Soon, however, some California airports might be added to that list. As the Chron reports, our state has asked the CDC and the Department of Homeland Security require a number of publicly-unidentified international airports in California to start screening travelers. California has nine airports with international terminals in all: SFO, LAX, Oakland, San Jose, Sacramento, Fresno, Ontario, San Diego and Palm Springs. None of them have direct flights to or from any African nations.
CA Department of Public Health deputy director Gil Chavez wouldn't name which airports he was shooting for as additions to the screening list, reports the Chron "saying the decision would be up to federal officials and would be based on the numbers of international passengers and travel patterns."
But he did say that we need to be concerned. "California’s large population and appeal to world travelers means that some of its international airports 'have potential exposure,'" Chavez told the Chron.
Here's how the screening works:
- Travelers who appear to have been in Guinea, Liberia, and Sierra Leone will be escorted by Department of Homeland Security's Customs & Border Protection staffers to an area of the airport set aside for screening.
- Trained CBP staff will observe them for signs of illness, ask them a series of health and exposure questions and provide health information for Ebola and reminders to monitor themselves for symptoms. Trained medical staff will take their temperature with a non-contact thermometer.
- If the travelers have fever, symptoms or the health questionnaire reveals possible Ebola exposure, they will be evaluated by a CDC quarantine station public health officer.

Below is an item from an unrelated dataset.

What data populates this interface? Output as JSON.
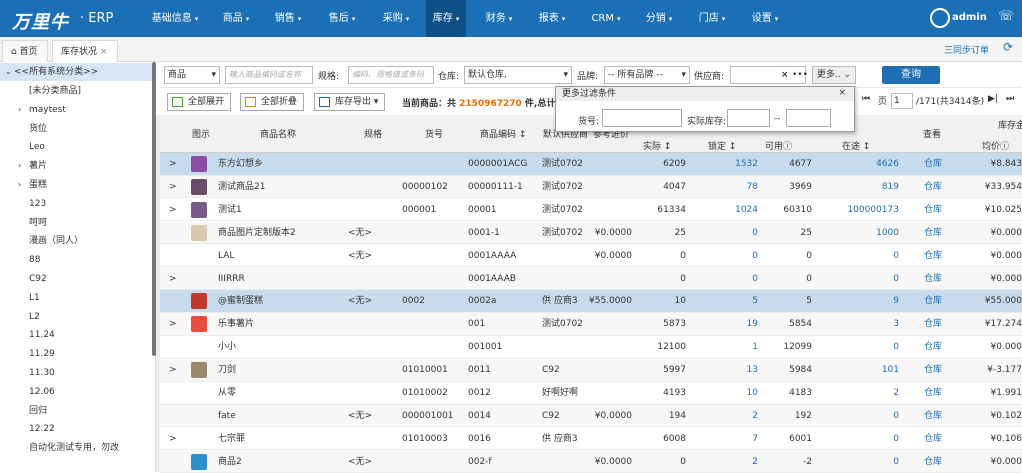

The public health officer will again take a temperature reading and make a public health assessment. Travelers, who after this assessment, are determined to require further evaluation or monitoring will be referred to the appropriate public health authority.
- Travelers from these countries who have neither symptoms/fever nor a known history of exposure will receive health information for self-monitoring.
It's unclear how soon the CDC will respond to California's request for a screening mandate, but until then, ABC7 reports, CDC and County Health workers are on standby at SFO's international terminal.
And SFO says they're ready to start screening if or when the CDC says they must. Airport spokesperson Doug Yaken tells ABC7 that "since the outbreak of Ebola, we've been meeting with these organizations, we've been disseminating information, we've been reviewing our procedures, and making sure we're all on the same page."